Extraordinary Journey
A scene from Children Of The Silk Road.
Inspired by true events, Children Of The Silk Road (also known as The Children of Huang Shi) is a portrayal both sweeping and intimate of people who, thrown into an unexpected and desperate situation, discover their capacity for love and responsibility.
It tells of how a young Englishman, George Hogg (Jonathan Rhys Meyers), came to lead 60 orphaned boys on an extraordinary journey of almost a thousand perilous miles across the snow-bound Liu Pan Shan mountains to safety on the edge of the Mongolian desert.
And of how, in doing so, he came to understand the true meaning of courage.
During his journey, Hogg learns to rely on the support of Chen (Chow Yun Fat), the leader of a Chinese partisan group who becomes his closest friend, and soon finds himself falling in love with Lee (Radha Mitchell), a recklessly brave Australian adventurer whom war has turned into an unsentimental nurse on horseback.
Along the way Hogg befriends Madame Wang (Michelle Yeoh), an aristocratic survivor who has also been displaced by war.
Madame Wang helps the young Englishman, his friends and their troupe of war orphans make their way across awesome (and rarely filmed) mountain and desert regions to safety near the western end of the Great Wall of China.
Inspired by true events, writer James MacManus discovered the story on a trip to Shandan, where George Hogg is buried.
At the same time, director Roger Spottiswoode was also interested in and researching that particular time in Chinese history – the late 1930s.
In the lead role Spottiswoode cast the charismatic Jonathan Rhys Meyers, who had recently won a Golden Globe for his portrayal of Elvis Presley in Elvis.
"Johnny is a real Englishman, and he had just the right amount of knowledge and lack of knowledge to step into this world," Spottiswoode says.

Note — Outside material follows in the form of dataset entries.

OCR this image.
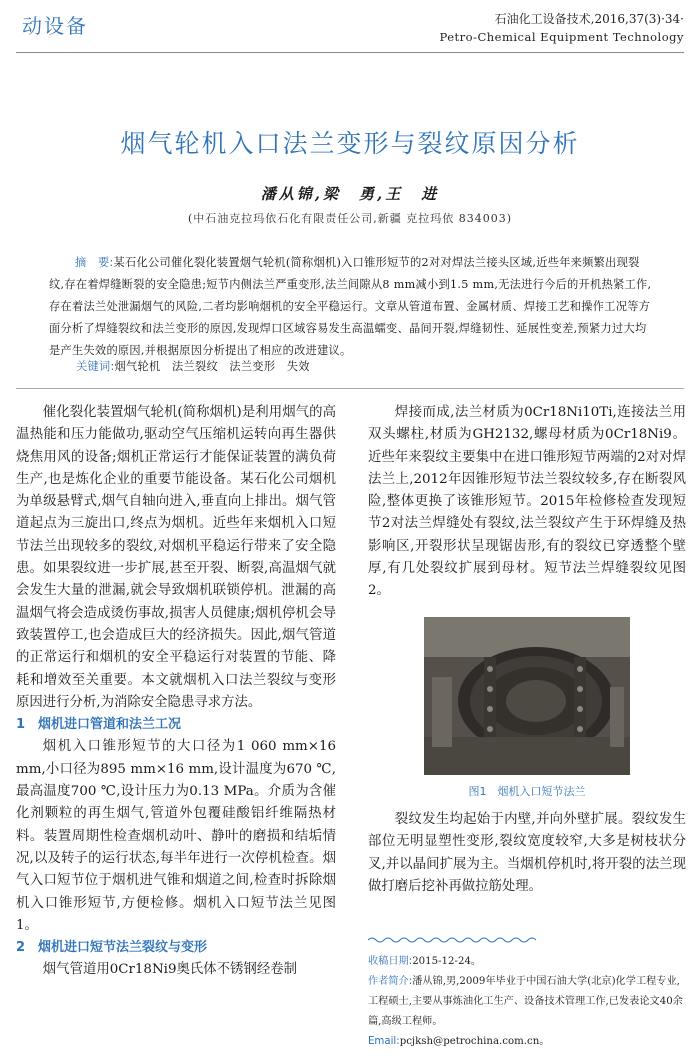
动设备	石油化工设备技术,2016,37(3)·34·
Petro-Chemical Equipment Technology
烟气轮机入口法兰变形与裂纹原因分析
潘从锦,梁　勇,王　进
(中石油克拉玛依石化有限责任公司,新疆 克拉玛依 834003)
摘　要:某石化公司催化裂化装置烟气轮机(简称烟机)入口锥形短节的2对对焊法兰接头区域,近些年来频繁出现裂纹,存在着焊缝断裂的安全隐患;短节内侧法兰严重变形,法兰间隙从8 mm减小到1.5 mm,无法进行今后的开机热紧工作,存在着法兰处泄漏烟气的风险,二者均影响烟机的安全平稳运行。文章从管道布置、金属材质、焊接工艺和操作工况等方面分析了焊缝裂纹和法兰变形的原因,发现焊口区域容易发生高温蠕变、晶间开裂,焊缝韧性、延展性变差,预紧力过大均是产生失效的原因,并根据原因分析提出了相应的改进建议。
关键词:烟气轮机　法兰裂纹　法兰变形　失效

催化裂化装置烟气轮机(简称烟机)是利用烟气的高温热能和压力能做功,驱动空气压缩机运转向再生器供烧焦用风的设备;烟机正常运行才能保证装置的满负荷生产,也是炼化企业的重要节能设备。某石化公司烟机为单级悬臂式,烟气自轴向进入,垂直向上排出。烟气管道起点为三旋出口,终点为烟机。近些年来烟机入口短节法兰出现较多的裂纹,对烟机平稳运行带来了安全隐患。如果裂纹进一步扩展,甚至开裂、断裂,高温烟气就会发生大量的泄漏,就会导致烟机联锁停机。泄漏的高温烟气将会造成烫伤事故,损害人员健康;烟机停机会导致装置停工,也会造成巨大的经济损失。因此,烟气管道的正常运行和烟机的安全平稳运行对装置的节能、降耗和增效至关重要。本文就烟机入口法兰裂纹与变形原因进行分析,为消除安全隐患寻求方法。

1 烟机进口管道和法兰工况

烟机入口锥形短节的大口径为1 060 mm×16 mm,小口径为895 mm×16 mm,设计温度为670 ℃,最高温度700 ℃,设计压力为0.13 MPa。介质为含催化剂颗粒的再生烟气,管道外包覆硅酸铝纤维隔热材料。装置周期性检查烟机动叶、静叶的磨损和结垢情况,以及转子的运行状态,每半年进行一次停机检查。烟气入口短节位于烟机进气锥和烟道之间,检查时拆除烟机入口锥形短节,方便检修。烟机入口短节法兰见图1。

2 烟机进口短节法兰裂纹与变形

烟气管道用0Cr18Ni9奥氏体不锈钢经卷制

焊接而成,法兰材质为0Cr18Ni10Ti,连接法兰用双头螺柱,材质为GH2132,螺母材质为0Cr18Ni9。近些年来裂纹主要集中在进口锥形短节两端的2对对焊法兰上,2012年因锥形短节法兰裂纹较多,存在断裂风险,整体更换了该锥形短节。2015年检修检查发现短节2对法兰焊缝处有裂纹,法兰裂纹产生于环焊缝及热影响区,开裂形状呈现锯齿形,有的裂纹已穿透整个壁厚,有几处裂纹扩展到母材。短节法兰焊缝裂纹见图2。

图1　烟机入口短节法兰

裂纹发生均起始于内壁,并向外壁扩展。裂纹发生部位无明显塑性变形,裂纹宽度较窄,大多是树枝状分叉,并以晶间扩展为主。当烟机停机时,将开裂的法兰现做打磨后挖补再做拉筋处理。

收稿日期:2015-12-24。
作者简介:潘从锦,男,2009年毕业于中国石油大学(北京)化学工程专业,工程硕士,主要从事炼油化工生产、设备技术管理工作,已发表论文40余篇,高级工程师。
Email:pcjksh@petrochina.com.cn。
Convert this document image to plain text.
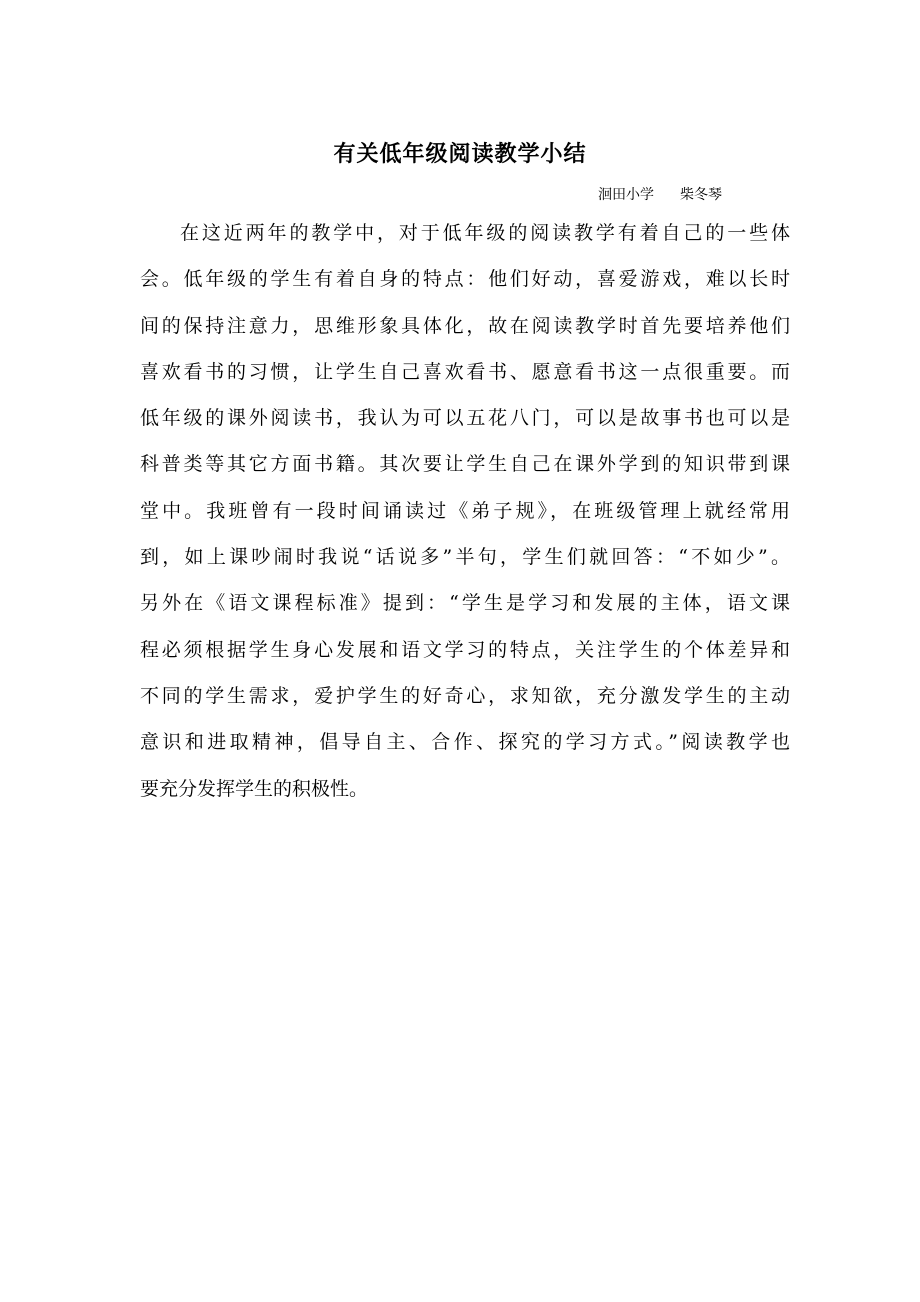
有关低年级阅读教学小结
洄田小学 柴冬琴
在这近两年的教学中，对于低年级的阅读教学有着自己的一些体
会。低年级的学生有着自身的特点：他们好动，喜爱游戏，难以长时
间的保持注意力，思维形象具体化，故在阅读教学时首先要培养他们
喜欢看书的习惯，让学生自己喜欢看书、愿意看书这一点很重要。而
低年级的课外阅读书，我认为可以五花八门，可以是故事书也可以是
科普类等其它方面书籍。其次要让学生自己在课外学到的知识带到课
堂中。我班曾有一段时间诵读过《弟子规》，在班级管理上就经常用
到，如上课吵闹时我说“话说多”半句，学生们就回答：“不如少”。
另外在《语文课程标准》提到：“学生是学习和发展的主体，语文课
程必须根据学生身心发展和语文学习的特点，关注学生的个体差异和
不同的学生需求，爱护学生的好奇心，求知欲，充分激发学生的主动
意识和进取精神，倡导自主、合作、探究的学习方式。”阅读教学也
要充分发挥学生的积极性。
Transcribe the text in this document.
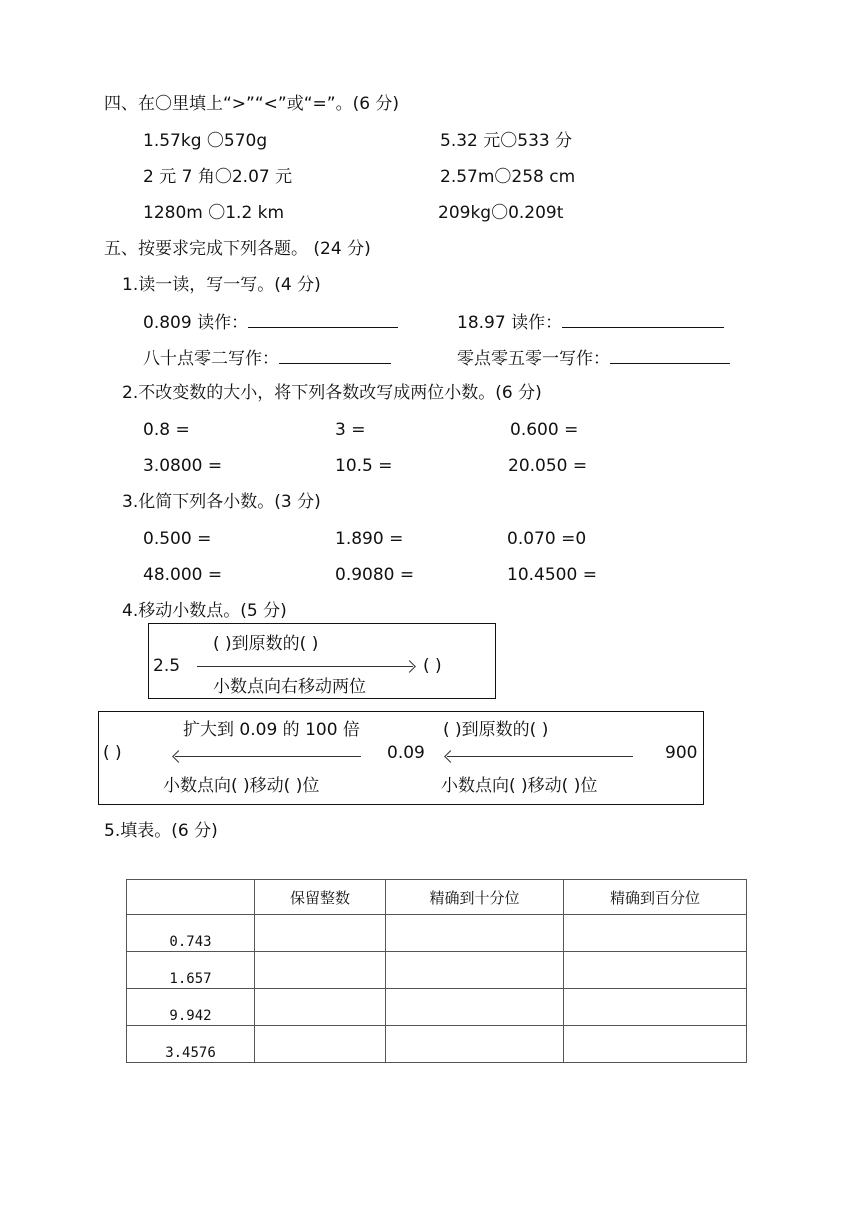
四、在〇里填上“>”“<”或“=”。(6 分)
1.57kg 〇570g	5.32 元〇533 分
2 元 7 角〇2.07 元	2.57m〇258 cm
1280m 〇1.2 km	209kg〇0.209t
五、按要求完成下列各题。 (24 分)
1.读一读，写一写。(4 分)
0.809 读作：	18.97 读作：
八十点零二写作：	零点零五零一写作：
2.不改变数的大小，将下列各数改写成两位小数。(6 分)
0.8 =	3 =	0.600 =
3.0800 =	10.5 =	20.050 =
3.化简下列各小数。(3 分)
0.500 =	1.890 =	0.070 =0
48.000 =	0.9080 =	10.4500 =
4.移动小数点。(5 分)
( )到原数的( )
2.5	( )
小数点向右移动两位
扩大到 0.09 的 100 倍
( )	0.09
小数点向( )移动( )位
( )到原数的( )
900
小数点向( )移动( )位
5.填表。(6 分)
	保留整数	精确到十分位	精确到百分位
0.743			
1.657			
9.942			
3.4576			
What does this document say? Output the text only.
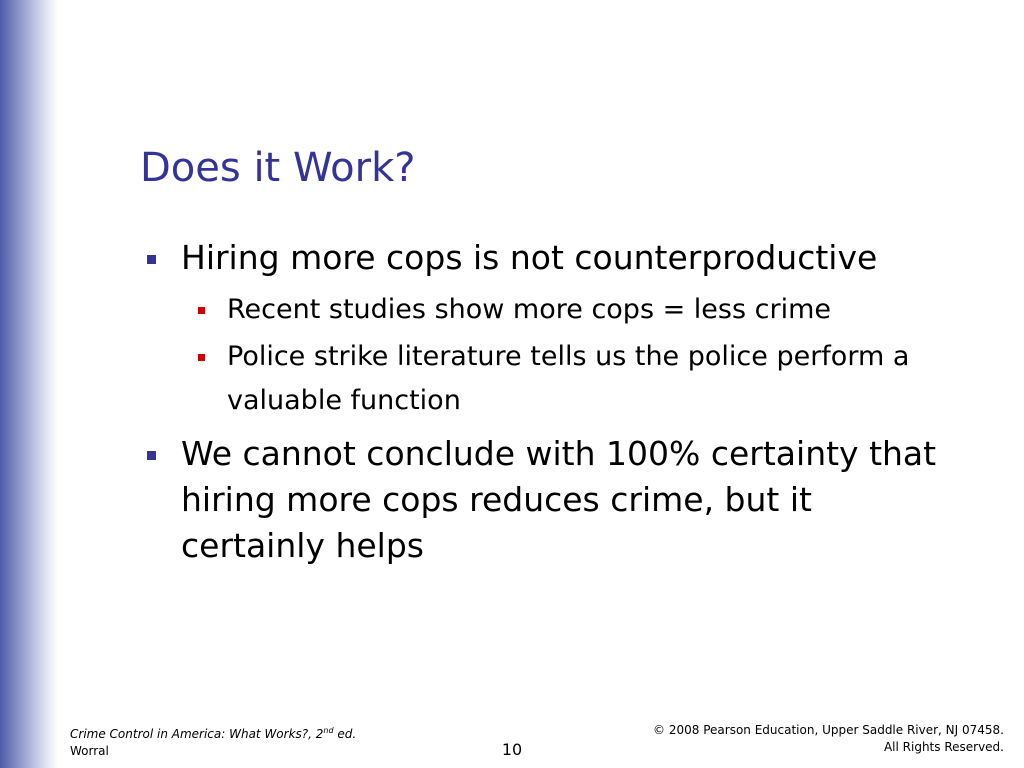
Does it Work?
Hiring more cops is not counterproductive
Recent studies show more cops = less crime
Police strike literature tells us the police perform a
valuable function
We cannot conclude with 100% certainty that
hiring more cops reduces crime, but it
certainly helps
Crime Control in America: What Works?, 2nd ed.
Worral	10
© 2008 Pearson Education, Upper Saddle River, NJ 07458.
All Rights Reserved.
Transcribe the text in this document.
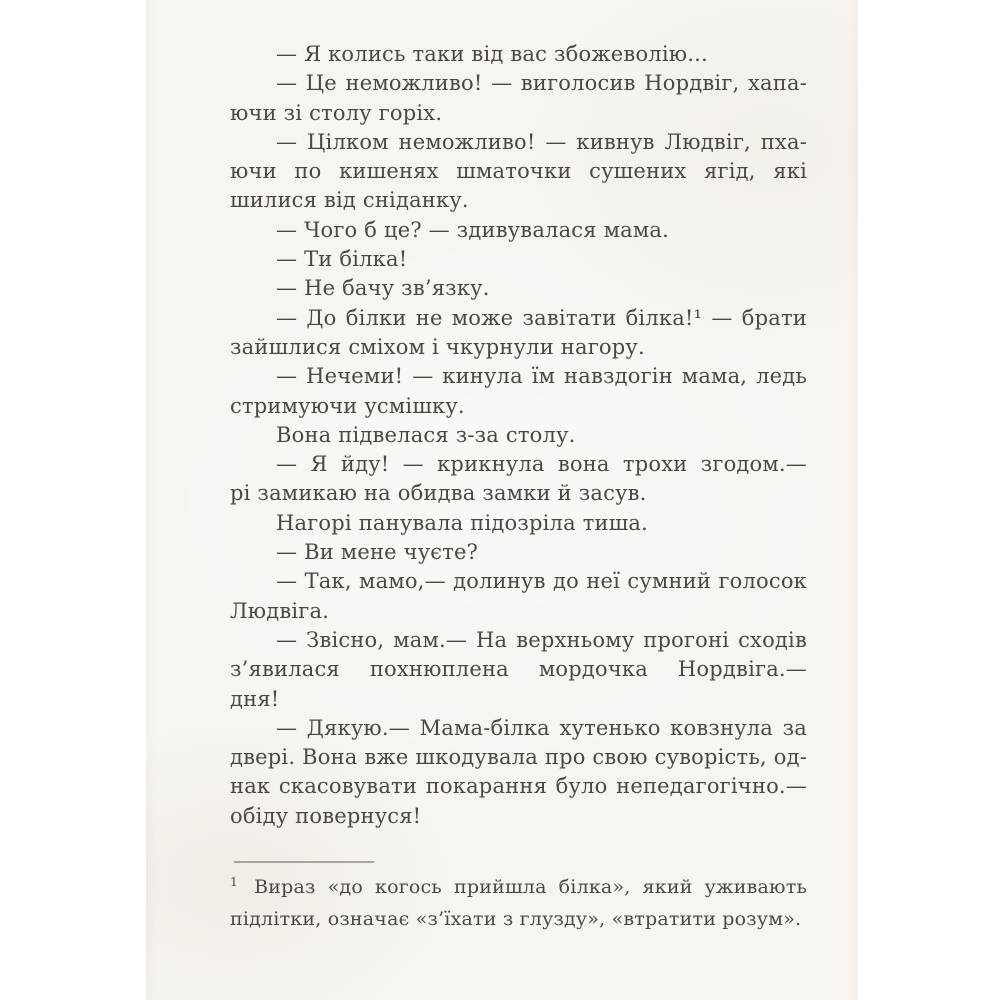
— Я колись таки від вас збожеволію...
— Це неможливо! — виголосив Нордвіг, хапа-
ючи зі столу горіх.
— Цілком неможливо! — кивнув Людвіг, пха-
ючи по кишенях шматочки сушених ягід, які
шилися від сніданку.
— Чого б це? — здивувалася мама.
— Ти білка!
— Не бачу зв’язку.
— До білки не може завітати білка!¹ — брати
зайшлися сміхом і чкурнули нагору.
— Нечеми! — кинула їм навздогін мама, ледь
стримуючи усмішку.
Вона підвелася з-за столу.
— Я йду! — крикнула вона трохи згодом.—
рі замикаю на обидва замки й засув.
Нагорі панувала підозріла тиша.
— Ви мене чуєте?
— Так, мамо,— долинув до неї сумний голосок
Людвіга.
— Звісно, мам.— На верхньому прогоні сходів
з’явилася похнюплена мордочка Нордвіга.—
дня!
— Дякую.— Мама-білка хутенько ковзнула за
двері. Вона вже шкодувала про свою суворість, од-
нак скасовувати покарання було непедагогічно.—
обіду повернуся!
$^1$ Вираз «до когось прийшла білка», який уживають
підлітки, означає «з’їхати з глузду», «втратити розум».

Rhys Meyers admits he didn’t research China as he wanted to experience what Hogg did when he landed in Shanghai – the strangeness, the displacement and the excitement.
"I wanted to be faced with everything Hogg was ... being in a different world so far away from the things he knew," he says.
Opposite Meyers in the role of Lee, Spottiswoode cast Radha Mitchell, who is best known for her diverse roles in Melinda and Melinda, Finding Neverland and Silent Hill.
Spottiswoode had already worked with Michelle Yeoh in the James Bond action thriller Tomorrow Never Dies.
The Chinese actress is well known for her outstanding performances in Crouching Tiger, Hidden Dragon and Moonlight Express.
Filming took place only 100 kilometres from where the Great Wall ends. This site is also close to where the actual orphanage that inspired the film’s story was built.
The scope of the production was immense, comprising of a predominantly Chinese crew of 300, including 15 Westerners and a dozen translators.
Children Of The Silk Road is rated M and is screening at Birch Carroll & Coyle.